Without further ado, let's break it down:

Spunky old people meeting at a Yiddish shmooze club, speaking from the heart and without grammar:

Friends of Yiddish has no agenda. No textbooks. No Yiddish grammar rules.
Its members gather every month at the B’nai Tikvoh-Sholom synagogue to speak a language stamped in their hearts and memories. They savor their past through Yiddish words and phrases spoken by their parents and grandparents. In the process, they are keeping a dying language alive.

in a purely nostalgic mode:

“It’s a nostalgic get-together with mostly old people coming to renew their memories from when they were kids,” said Cohen, whose parents immigrated to the United States from Lithuania.

BUT! Small numbers of young people are discovering Yiddish and a revival is, or is not, imminent :

But while many older Americans gather to reminisce about parents and grandparents who spoke the Germanic-Hebrew language of Eastern and Central European Jews, a renewed interest in Yiddish is blooming among a younger generation of people who have no such memories.

Via academic  and summer intensive courses:

Much of the renewed interest grows out of university programs in Jewish studies that now offer Yiddish language and literature courses. This summer also saw a flourishing of intensive language courses and camps...

Then there's the historical trajectory of Yiddish: assimilation in America, suppression in Israel:

For centuries, Yiddish was widely spoken by an estimated 11 to 13 million Jews throughout Europe. But the number of Yiddish speakers began dwindling with the Holocaust and the Soviet persecution. A Germanic language written in the Hebrew alphabet, Yiddish was also the victim of the assimilation of Jews who immigrated to new countries and left their old language behind.
When Israel rejected the language over Hebrew many believed it had been dealt its final blow. Today, an estimated 1 million speak the language, many within the Orthodox community.

And now comes Revival, but not too much (obligatory dour straw man):

Professor Victor Bers of Yale University grew up speaking Yiddish and organizes the Yale-New Haven Yiddish Reading Circle. He believes Yiddish will survive on college campuses. 
“My feeling is that Yiddish is going to be an academic subject,” he said.

BONUS! Head scratching error 

But others say the ranks of Orthodox Jews, and particularly Hasidic groups such as the Chabad-Lubavitch movement, which has embraced Yiddish and is growing worldwide, will keep the language alive.

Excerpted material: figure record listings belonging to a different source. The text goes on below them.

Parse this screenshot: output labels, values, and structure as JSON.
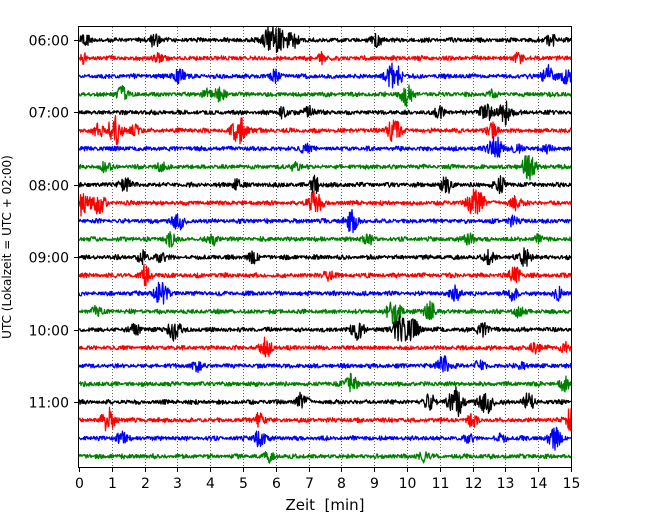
{
  "chart_data": {
    "type": "line",
    "title": "",
    "xlabel": "Zeit  [min]",
    "ylabel": "UTC (Lokalzeit = UTC + 02:00)",
    "xlim": [
      0,
      15
    ],
    "x_ticks": [
      0,
      1,
      2,
      3,
      4,
      5,
      6,
      7,
      8,
      9,
      10,
      11,
      12,
      13,
      14,
      15
    ],
    "x_tick_labels": [
      "0",
      "1",
      "2",
      "3",
      "4",
      "5",
      "6",
      "7",
      "8",
      "9",
      "10",
      "11",
      "12",
      "13",
      "14",
      "15"
    ],
    "y_tick_labels": [
      "06:00",
      "07:00",
      "08:00",
      "09:00",
      "10:00",
      "11:00"
    ],
    "y_tick_trace_index": [
      0,
      4,
      8,
      12,
      16,
      20
    ],
    "trace_interval_min": 15,
    "trace_start": "06:00",
    "trace_colors": [
      "#000000",
      "#ff0000",
      "#0000ff",
      "#008000"
    ],
    "vertical_grid": "dotted",
    "traces": [
      {
        "start": "06:00",
        "events": [
          [
            0.2,
            6
          ],
          [
            2.3,
            7
          ],
          [
            5.8,
            12
          ],
          [
            6.1,
            10
          ],
          [
            6.5,
            9
          ],
          [
            9.1,
            6
          ],
          [
            14.4,
            6
          ]
        ]
      },
      {
        "start": "06:15",
        "events": [
          [
            0.1,
            5
          ],
          [
            2.4,
            4
          ],
          [
            7.4,
            5
          ],
          [
            13.4,
            5
          ]
        ]
      },
      {
        "start": "06:30",
        "events": [
          [
            3.0,
            5
          ],
          [
            3.1,
            4
          ],
          [
            6.0,
            6
          ],
          [
            9.6,
            14
          ],
          [
            14.3,
            10
          ],
          [
            14.9,
            9
          ]
        ]
      },
      {
        "start": "06:45",
        "events": [
          [
            1.3,
            7
          ],
          [
            3.9,
            5
          ],
          [
            4.3,
            7
          ],
          [
            10.0,
            11
          ],
          [
            12.6,
            4
          ]
        ]
      },
      {
        "start": "07:00",
        "events": [
          [
            6.2,
            5
          ],
          [
            7.0,
            7
          ],
          [
            12.4,
            9
          ],
          [
            13.0,
            11
          ],
          [
            11.0,
            5
          ]
        ]
      },
      {
        "start": "07:15",
        "events": [
          [
            0.6,
            6
          ],
          [
            1.1,
            14
          ],
          [
            1.7,
            5
          ],
          [
            4.9,
            14
          ],
          [
            9.6,
            11
          ],
          [
            12.6,
            7
          ]
        ]
      },
      {
        "start": "07:30",
        "events": [
          [
            6.9,
            5
          ],
          [
            12.7,
            12
          ],
          [
            13.4,
            5
          ],
          [
            14.3,
            4
          ]
        ]
      },
      {
        "start": "07:45",
        "events": [
          [
            0.8,
            5
          ],
          [
            2.5,
            4
          ],
          [
            6.6,
            5
          ],
          [
            13.7,
            12
          ]
        ]
      },
      {
        "start": "08:00",
        "events": [
          [
            1.4,
            8
          ],
          [
            4.8,
            5
          ],
          [
            7.2,
            8
          ],
          [
            11.2,
            8
          ],
          [
            12.8,
            9
          ]
        ]
      },
      {
        "start": "08:15",
        "events": [
          [
            0.1,
            13
          ],
          [
            0.6,
            10
          ],
          [
            7.2,
            12
          ],
          [
            12.1,
            16
          ],
          [
            13.3,
            7
          ]
        ]
      },
      {
        "start": "08:30",
        "events": [
          [
            3.0,
            9
          ],
          [
            8.3,
            10
          ],
          [
            13.2,
            5
          ]
        ]
      },
      {
        "start": "08:45",
        "events": [
          [
            2.8,
            7
          ],
          [
            4.1,
            6
          ],
          [
            8.8,
            6
          ],
          [
            11.9,
            6
          ],
          [
            14.0,
            4
          ]
        ]
      },
      {
        "start": "09:00",
        "events": [
          [
            1.9,
            6
          ],
          [
            2.5,
            6
          ],
          [
            5.3,
            5
          ],
          [
            12.5,
            6
          ],
          [
            13.6,
            9
          ]
        ]
      },
      {
        "start": "09:15",
        "events": [
          [
            2.0,
            9
          ],
          [
            7.6,
            5
          ],
          [
            13.3,
            8
          ]
        ]
      },
      {
        "start": "09:30",
        "events": [
          [
            2.5,
            11
          ],
          [
            11.5,
            8
          ],
          [
            13.2,
            7
          ],
          [
            14.6,
            6
          ]
        ]
      },
      {
        "start": "09:45",
        "events": [
          [
            0.5,
            5
          ],
          [
            9.6,
            12
          ],
          [
            10.7,
            9
          ],
          [
            13.4,
            5
          ]
        ]
      },
      {
        "start": "10:00",
        "events": [
          [
            1.7,
            6
          ],
          [
            2.9,
            10
          ],
          [
            8.5,
            10
          ],
          [
            9.8,
            14
          ],
          [
            10.2,
            9
          ],
          [
            12.3,
            7
          ]
        ]
      },
      {
        "start": "10:15",
        "events": [
          [
            5.7,
            9
          ],
          [
            13.9,
            6
          ],
          [
            14.8,
            5
          ]
        ]
      },
      {
        "start": "10:30",
        "events": [
          [
            3.6,
            5
          ],
          [
            11.1,
            10
          ],
          [
            12.2,
            5
          ],
          [
            13.5,
            4
          ]
        ]
      },
      {
        "start": "10:45",
        "events": [
          [
            8.3,
            9
          ],
          [
            14.8,
            6
          ]
        ]
      },
      {
        "start": "11:00",
        "events": [
          [
            6.8,
            9
          ],
          [
            10.7,
            8
          ],
          [
            11.5,
            14
          ],
          [
            12.4,
            12
          ],
          [
            13.7,
            8
          ]
        ]
      },
      {
        "start": "11:15",
        "events": [
          [
            0.9,
            11
          ],
          [
            5.5,
            7
          ],
          [
            12.0,
            6
          ],
          [
            15.0,
            11
          ]
        ]
      },
      {
        "start": "11:30",
        "events": [
          [
            1.3,
            6
          ],
          [
            5.5,
            8
          ],
          [
            11.9,
            5
          ],
          [
            12.9,
            4
          ],
          [
            14.5,
            10
          ]
        ]
      },
      {
        "start": "11:45",
        "events": [
          [
            5.8,
            5
          ],
          [
            10.5,
            5
          ]
        ]
      }
    ]
  }
}
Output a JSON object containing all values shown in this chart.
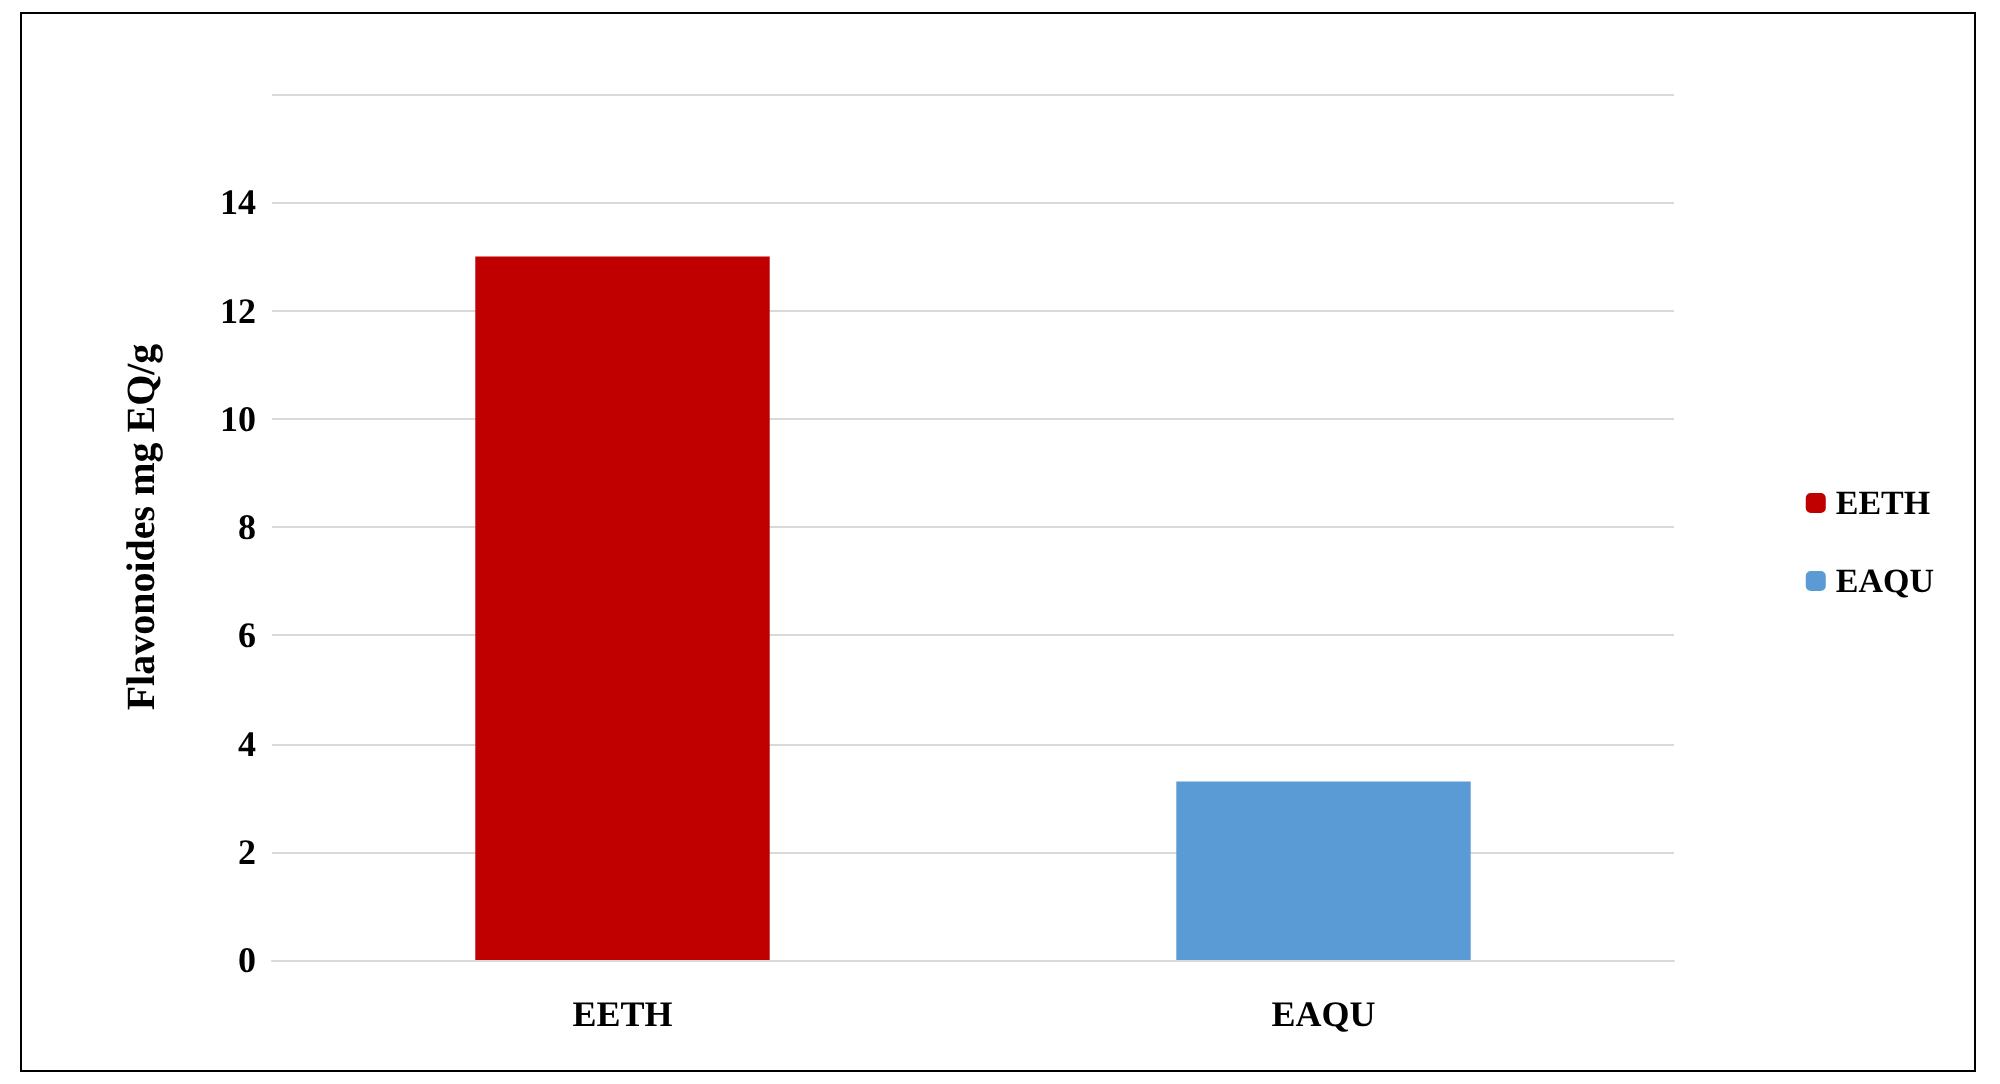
{
  "chart_data": {
    "type": "bar",
    "ylabel": "Flavonoides mg EQ/g",
    "categories": [
      "EETH",
      "EAQU"
    ],
    "series": [
      {
        "name": "EETH",
        "color": "#c00000",
        "values": [
          13,
          null
        ]
      },
      {
        "name": "EAQU",
        "color": "#5b9bd5",
        "values": [
          null,
          3.3
        ]
      }
    ],
    "ylim": [
      0,
      16
    ],
    "yticks": [
      0,
      2,
      4,
      6,
      8,
      10,
      12,
      14,
      {
        "value": 16,
        "label": null
      }
    ],
    "grid": "y",
    "legend": "right"
  }
}
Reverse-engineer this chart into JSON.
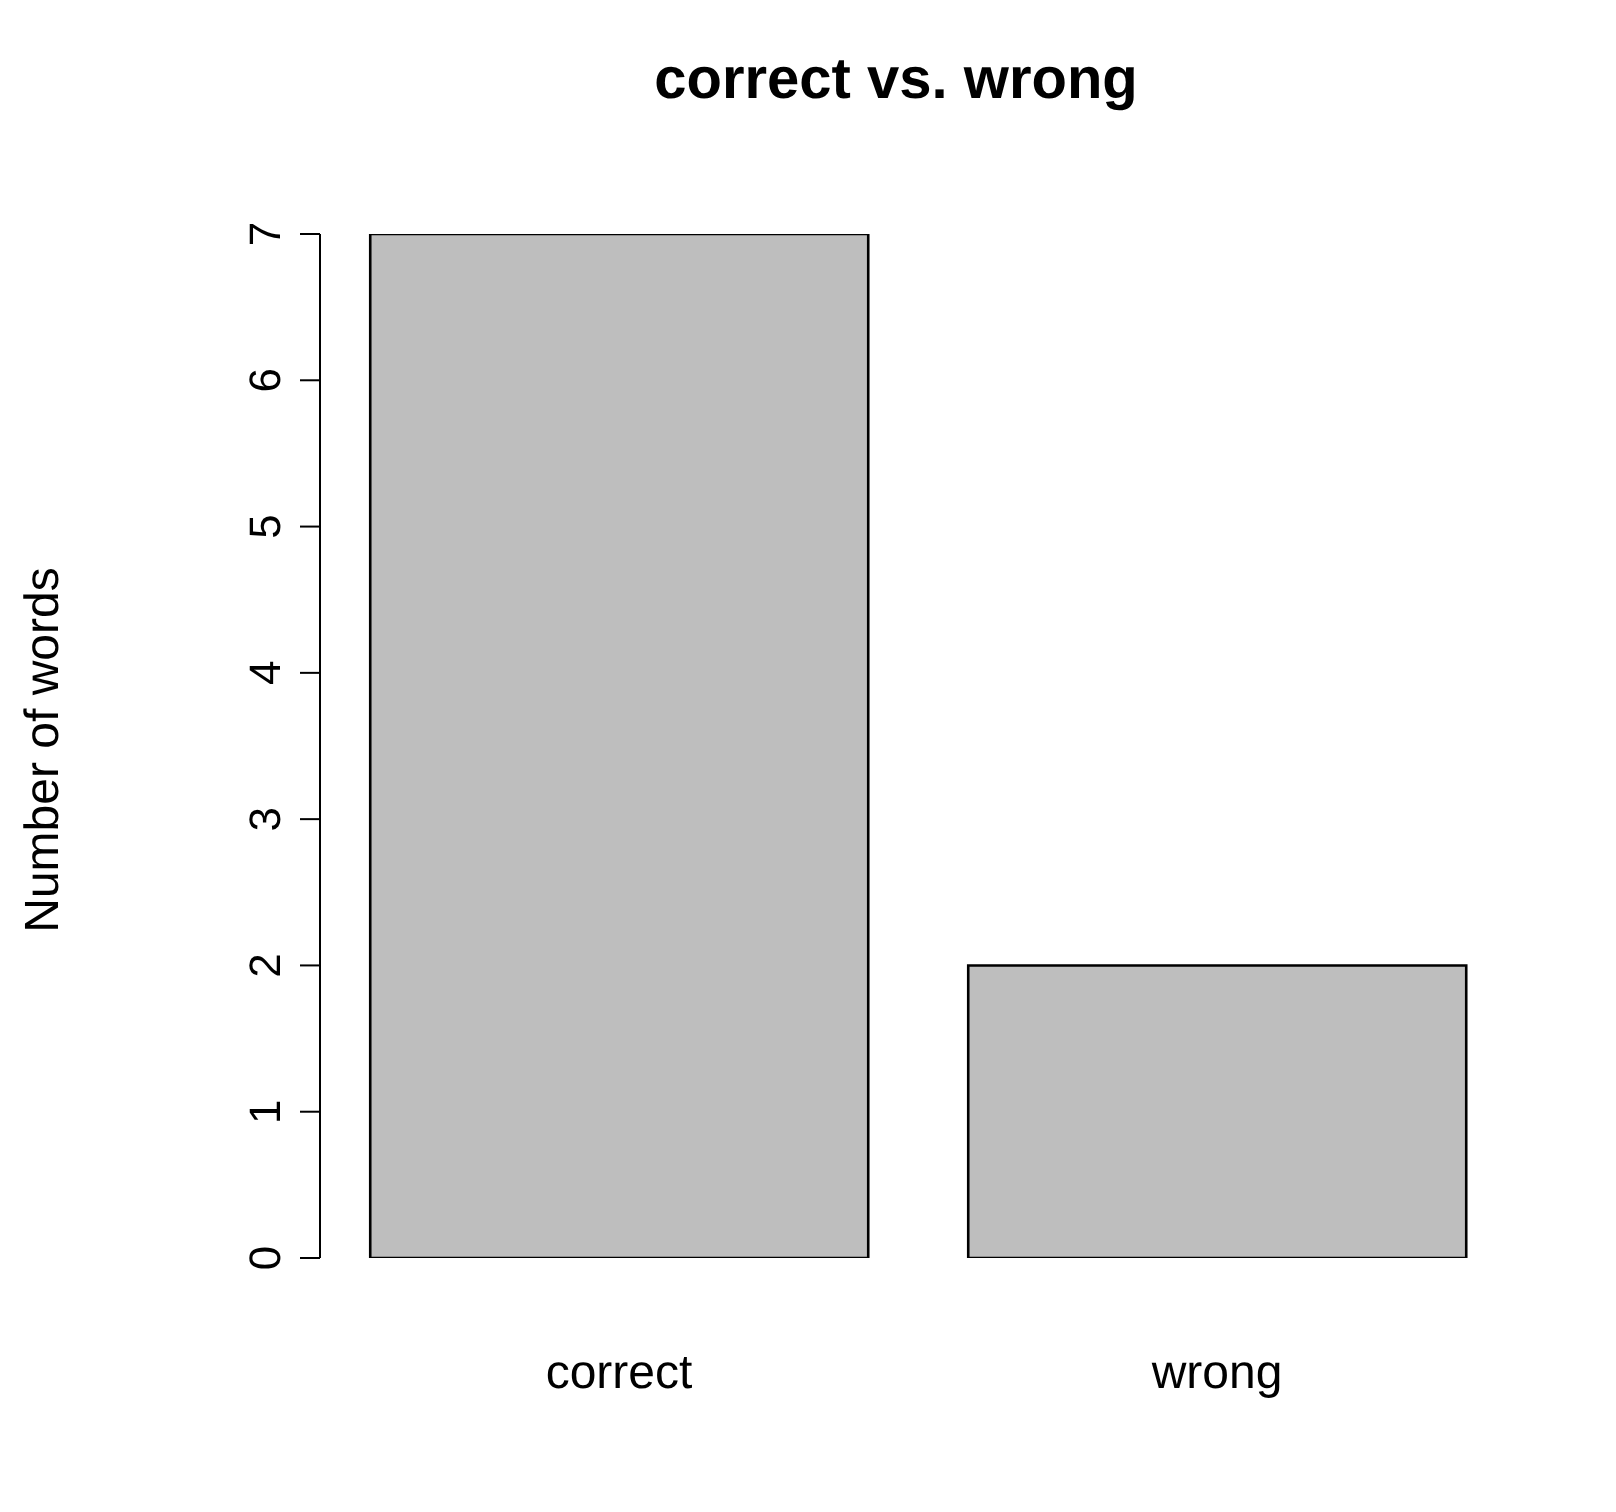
{
  "chart_data": {
    "type": "bar",
    "title": "correct vs. wrong",
    "ylabel": "Number of words",
    "categories": [
      "correct",
      "wrong"
    ],
    "values": [
      7,
      2
    ],
    "color": "#bebebe",
    "ylim": [
      0,
      7
    ],
    "yticks": [
      0,
      1,
      2,
      3,
      4,
      5,
      6,
      7
    ],
    "grid": false
  }
}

(Chabad is NOT a center of Yiddish, unlike Satmar and other Hasidic sects which support numerous Yiddish language publications and teach and conduct business in Yiddish)


The bottom line is that languages require support and political will. Yiddish will continue to thrive in places like Kiryas Yoel and Williamsburg as long as it has utility as a method of social control. And the "revival" among young American Jews will continue to be limited by the resources available to those who are interested, (college students have access to high quality Yiddish language courses. Most of us do not.)

Seeing that the majority of American Jews are invested (for many complex reasons) in the morbidity of the language (and thus loathe to actually put much money or support into it), right now there's little chance this so-called revival will go much further than where it is today. And articles like this one only reinforce our narrow, ahistorical vision of American Jewish life.